Peut-on légiférer sur le français et imposer par décret des changements ? Doit-on dire « Madame le ministre » ou « Madame la ministre » ? Ce qui touche notre langue n'est pas seulement l'affaire de spécialistes, chaque personne a son mot à dire et les hommes ou femmes politiques s'en mêlent (et s'emmêlent).
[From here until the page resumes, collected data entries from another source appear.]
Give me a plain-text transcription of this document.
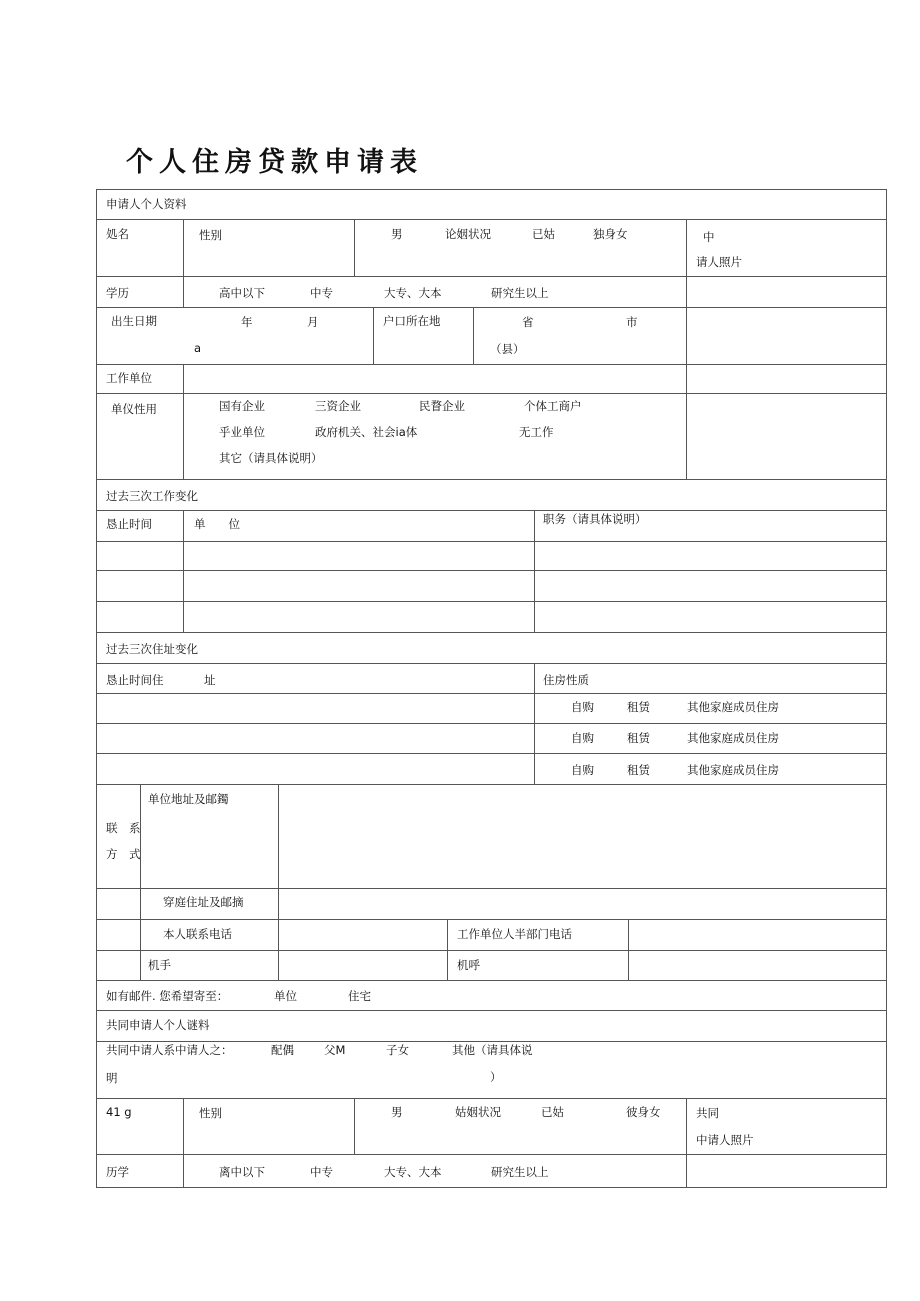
个人住房贷款申请表
申请人个人资料
処名	性别	男	论姻状况	已姑	独身女	中
请人照片
学历	高中以下	中专	大专、大本	研究生以上
出生日期	年	月
a
户口所在地	省	市
（县）
工作单位
单仪性用	国有企业	三资企业	民瞀企业	个体工商户
乎业单位	政府机关、社会ia体	无工作
其它（请具体说明）
过去三次工作变化
恳止时间	单　　位	职务（请具体说明）
过去三次住址变化
恳止时间住	址	住房性质
自购	租赁	其他家庭成员住房
自购	租赁	其他家庭成员住房
自购	租赁	其他家庭成员住房
联　系
方　式
单位地址及邮鐲
穿庭住址及邮摘
本人联系电话	工作单位人半部门电话
机手	机呼
如有邮件. 您希望寄至：	单位	住宅
共同申请人个人谜料
共同中请人系中请人之：	配偶	父M	子女	其他（请具体说
明	）
41 g	性别	男	姑姻状况	已姑	彼身女	共同
中请人照片
历学	离中以下	中专	大专、大本	研究生以上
La féminisation de la langue a été enclenchée très tardivement en France et un des objectifs de l'essai est de répondre à une interrogation : pourquoi les instances françaises sont-elles restées si longtemps passives ? L'auteur revient sur les avancées et les reculs de la langue française. Dans le passé, la langue était plus « souple », moins « corsetée » qu'elle ne l'est aujourd'hui. Bernard Cerquiglini attaque vivement l'Académie française qui a toujours défendu le terme de « genre non marqué » en considérant qu'il n'y avait aucune forme de discrimination dans cette règle. Après s'y être longuement opposé, l'Académie française a finalement donné son aval à la féminisation des noms de professions le 28 février 2019. Des mots tels que « professeure » « proviseure » ou « présidente » sont désormais acceptés, « l'ambassadrice » n'est plus l'épouse de l'ambassadeur. Selon Cerquiglini, l'histoire de la langue est révélatrice d'un retard de l'égalité homme femme en France, il souligne les rapports entre langue et pouvoir. Il faut une norme mais il faut également tenir compte de l'usage. Il invite le lecteur à considérer les néologismes comme un signe de vitalité de la langue, selon lui, l'innovation linguistique est indispensable pour que la langue soit en phase avec le monde actuel.

On ne se lasse jamais en tournant les pages de cet essai, impatient de comprendre le phénomène de résistance à la féminisation de la langue. Il n'est pas nécessaire d'être féministe pour accepter la féminisation de certains mots, même si parfois l'intérêt n'est pas évident (doit-on, par exemple, réciproquement masculiniser le mot vedette ?) Par contre, comme une très large majorité de spécialistes, l'auteur met en garde contre l'écriture inclusive qui entrave la clarté des textes, détruit la concentration, complique encore l'orthographe déjà si durement malmenée et rend la prononciation impossible. Or une langue qui ne se parle pas n'est plus une langue.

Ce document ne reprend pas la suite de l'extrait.